Remedies for Violation: In addition to those enforcement measures available to the Commissioner of Financial Regulation, the Act specifically provides for private rights of action which may include possession of the property, actual damages, reasonable attorney's fees and costs. Slightly different provisions apply to tenants under residential leases and tenants in a mobile home park (see RP §§8-216 and 8A-1102.)
III. Abandonment Determinations and Lock Outs
Per the FNMA guidelines for property preservation, determinations as to abandonment require specific documentation, even where there has been notification from a borrower or other verifiable source that the property has been abandoned. Additionally, RP § 7-113(c)(1) requires that a servicer make a reasonable inquiry into the occupancy status of the property before posting notice to an abandoned property. FNMA guidelines require servicers to secure an exterior door or a secondary door for access to the main dwelling of an abandoned property. The guidelines specifically state, however, that only one lock is allowed to be changed for a main dwelling. In the event that the main entrance is the only option for gaining access to the abandoned property, that entrance may be rekeyed per the guidelines.
IV. Tenants' Rights
The Office has received consumer complaints alleging that some tenants have been unable to contact their servicer by calling the telephone number included on a notice of abandonment posted pursuant to RP § 7-113(b)(2)(ii). RP § 7-113's prohibition on nonjudicial evictions applies to tenants as well as homeowners. Thus, a party claiming the right to possession must follow the process outlined in RP § 7-113(b)(2)(ii), including: conducting a reasonable inquiry into the occupancy status of the property, posting notice, and waiting 15 days for a response by a tenant before using self-help to take possession of the property. In order to comply with RP § 7-113, servicers must have procedures in place to allow tenants to contest an abandonment determination during the pre and post-foreclosure period.

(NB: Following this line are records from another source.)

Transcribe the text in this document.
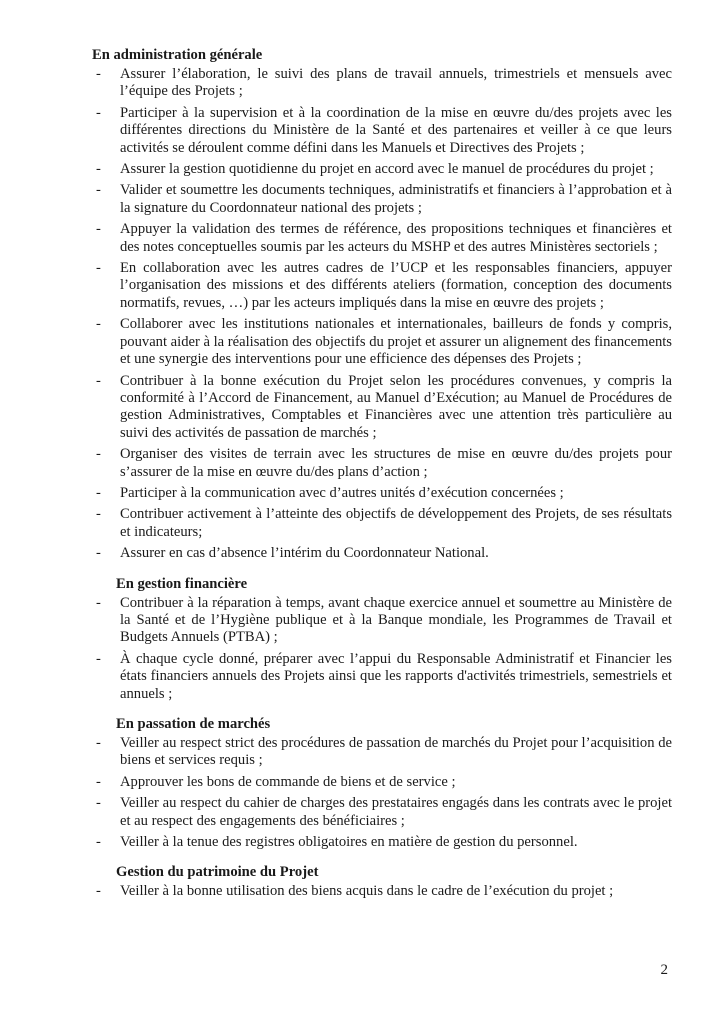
En administration générale
- Assurer l’élaboration, le suivi des plans de travail annuels, trimestriels et mensuels avec l’équipe des Projets ;
- Participer à la supervision et à la coordination de la mise en œuvre du/des projets avec les différentes directions du Ministère de la Santé et des partenaires et veiller à ce que leurs activités se déroulent comme défini dans les Manuels et Directives des Projets ;
- Assurer la gestion quotidienne du projet en accord avec le manuel de procédures du projet ;
- Valider et soumettre les documents techniques, administratifs et financiers à l’approbation et à la signature du Coordonnateur national des projets ;
- Appuyer la validation des termes de référence, des propositions techniques et financières et des notes conceptuelles soumis par les acteurs du MSHP et des autres Ministères sectoriels ;
- En collaboration avec les autres cadres de l’UCP et les responsables financiers, appuyer l’organisation des missions et des différents ateliers (formation, conception des documents normatifs, revues, …) par les acteurs impliqués dans la mise en œuvre des projets ;
- Collaborer avec les institutions nationales et internationales, bailleurs de fonds y compris, pouvant aider à la réalisation des objectifs du projet et assurer un alignement des financements et une synergie des interventions pour une efficience des dépenses des Projets ;
- Contribuer à la bonne exécution du Projet selon les procédures convenues, y compris la conformité à l’Accord de Financement, au Manuel d’Exécution; au Manuel de Procédures de gestion Administratives, Comptables et Financières avec une attention très particulière au suivi des activités de passation de marchés ;
- Organiser des visites de terrain avec les structures de mise en œuvre du/des projets pour s’assurer de la mise en œuvre du/des plans d’action ;
- Participer à la communication avec d’autres unités d’exécution concernées ;
- Contribuer activement à l’atteinte des objectifs de développement des Projets, de ses résultats et indicateurs;
- Assurer en cas d’absence l’intérim du Coordonnateur National.
En gestion financière
- Contribuer à la réparation à temps, avant chaque exercice annuel et soumettre au Ministère de la Santé et de l’Hygiène publique et à la Banque mondiale, les Programmes de Travail et Budgets Annuels (PTBA) ;
- À chaque cycle donné, préparer avec l’appui du Responsable Administratif et Financier les états financiers annuels des Projets ainsi que les rapports d'activités trimestriels, semestriels et annuels ;
En passation de marchés
- Veiller au respect strict des procédures de passation de marchés du Projet pour l’acquisition de biens et services requis ;
- Approuver les bons de commande de biens et de service ;
- Veiller au respect du cahier de charges des prestataires engagés dans les contrats avec le projet et au respect des engagements des bénéficiaires ;
- Veiller à la tenue des registres obligatoires en matière de gestion du personnel.
Gestion du patrimoine du Projet
- Veiller à la bonne utilisation des biens acquis dans le cadre de l’exécution du projet ;
2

V. Legality of Inspection fees
Maryland Code, Commercial Law (CL) § 12-121 governs the legality of lenders' inspection fees in Maryland. Lender's inspection fee is defined in the statute as a fee imposed by a lender to pay for a visual inspection of real property. CL § 12-121 prevents a lender from imposing an inspection fee in connection with a loan secured by residential real property. Under CL § 12-122, a willful violation of § 12-121 carries a fine not exceeding $500 or imprisonment not exceeding six months, or both.

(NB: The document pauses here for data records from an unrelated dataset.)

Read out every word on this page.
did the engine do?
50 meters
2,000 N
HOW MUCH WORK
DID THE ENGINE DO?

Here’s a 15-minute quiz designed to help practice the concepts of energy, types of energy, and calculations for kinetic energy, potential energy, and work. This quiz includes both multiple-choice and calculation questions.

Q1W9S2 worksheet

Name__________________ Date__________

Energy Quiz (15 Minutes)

In Taylor vs. Friedman, 344 Md. 572 (1997), the Maryland Court of Appeals held that CL § 12-121's prohibition against imposing a lender's inspection fee in connection with a loan is not limited to fees charged in connection with a settlement. In Taylor, when a delinquency continued for more than 45 days from the due date, the lender caused the property to be inspected by an independent entity and charged the mortgagor's account an inspection fee on each such occasion. The Court ruled that CL § 12-121 prevented those charges from being passed on to the mortgagor. Taylor remains good law in Maryland and applies to circumstances where a servicer orders a visual inspection of property following default on the terms of a mortgage.